XIX Edición
Curso 2022 - 2023
En busca de un heredero
Javier Visiers, 14 años
Colegio El Prado (Madrid)
El percherón galopaba por el camino principal del valle. Avanzaba solo, sin arreos ni silla, como si algo le apremiara. Cerca de la parroquia del Alcanadre, un hombre trató de detenerlo, colocándose con los brazos abiertos en mitad de la carretera, pero el caballo ni siquiera cambió su paso, sino que saltó la cerca que había a su flanco derecho, para sobrepasar al agricultor y volver a brincar y continuar su viaje por la misma pista.
–Es la bestia de Pablo, el viejo de Izagaondoa –comentó una mujer que solía recorrer las aldeas del valle con una carreta repleta de hierbas medicinales. Sus vecinas asintieron mientras contemplaban al percherón, que tomó la curva por la que el camino se adentraba en el bosque–. Algo malo le habrá sucedido, no tengo dudas. Desde que enviudó vive solo, agarrado con uñas y dientes a su mísera granja.
Y es que en el valle de Izagaondoa vivía un granjero de avanzada de edad, cuyas tierras ocupaban unas pocas hectáreas. En su caserío tenía gallinas, una vaca lechera y un caballo, con el que se trasladaba de pueblo en pueblo. Además, cultivaba cereales y verduras.
Días después, durante una oscura noche de un día de abril, una tormenta caía sobre el pueblo.
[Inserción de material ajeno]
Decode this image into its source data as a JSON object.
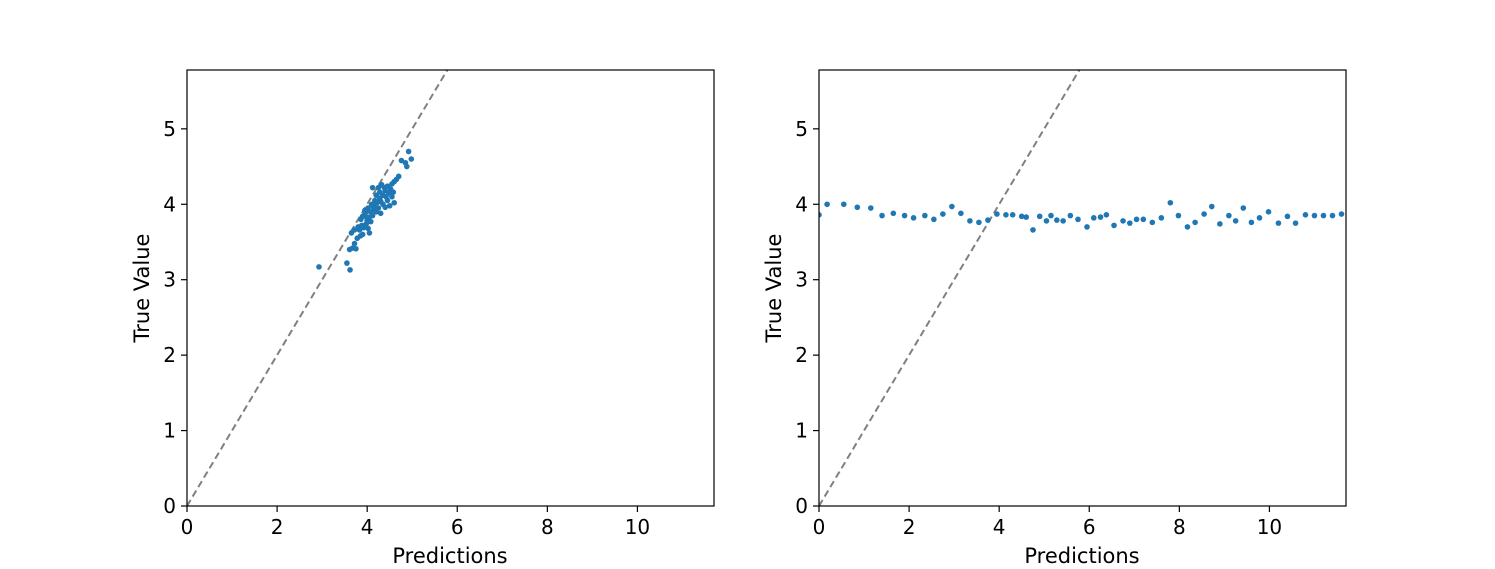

Pablo tuvo que salir a meter a los animales en el establo para que la lluvia no los mojase. Una vez hubo terminado, volvió a su casa y le dio un ataque de tos. Afortunadamente, la curandera apareció a tiempo y le dio unas hierbas para que se curase.
–Ten cuidado; podría ir a peor. Yo que tú, buscaba un heredero.
Aquella noche, Pablo le dio vueltas a lo que la mujer le había dicho y decidió ponerse en marcha, así que a la mañana siguiente cogió sus botas, se subió a su caballo y emprendió el viaje. Su primera idea era dejarle todo al herrero, porque eran amigos desde la infancia.
Cuando llegó a la herrería, el hombre templaba una espada. Posó el martillo y le preguntó:
–¿A qué has venido viejo amigo?.
–A preguntarte si quieres heredar mis tierras y cuidarlas cuando me muera –le informó Pablo.
–Yo lo haría encantado, pero la forja es mi vida y no me daría tiempo para cuidar lo que ahora es tuyo.
–Vale, lo entiendo –Pablo se encogió de hombros y taloneó su caballo–. Adiós.
Desanimado, volvió a la salida del pueblo para regresar a su casa. Cuando le quedaba por pasar las dos últimas casas más, vio a lo lejos a una familia que cuidaba sus cabras y se divertía. Llegó a ella, desmontó y se dirigió al que parecía hacer cabeza.
–Buenas tardes, ¿puedo hablar con usted? Es por un asunto que le puede interesar.
–Muy bien… Soy Francisco –le tendió la mano–. Encantado de conocerle. Vayamos a mi casa.
Avanzaron hacia el caserío.
–Adelante; entre y hablemos.
Se sentaron a la mesa delante de dos jarras de vino.
–Escúcheme: como ve, soy un anciano. Dentro de poco, no habrá nadie que cuide de mi ganado y mis cultivos. Más de una vez le he visto ordeñar a sus cabras y he pensado que quizá usted podría cuidar de mis animales.
–¿No tiene usted hijos? –le preguntó Francisco con cuidado de no parecer impertinente.
–Sí, pero viven en la ciudad, y ninguno de ellos quiere quedarse con la granja –le explicó.
–No sé qué decirle… Debería preguntárselo a mi mujer.
Fue a comentarlo con ella. A los pocos minutos volvió con gesto de felicidad.
–Está bien; aceptamos sus tierras y sus animales.
–Me parece lo más oportuno –le sonrió Pablo–. Cuando muera, verá a mi caballo galopar hacia la casa del herrero. Esa será la señal de que mi heredad le pertenece.
Pablo cabalgó hacia su casa.
Tres semanas después, manso y silencioso, Pablo tomó su cayado, mando a su corcel con el herrero y subió a la colina más cercana. Tardó media hora en llegar. Se tumbó sobre la hierba en el preciso instante en el que el sol descendía, despacio, por el valle de Izagaondoa a la vez que la muerte lo acariciaba.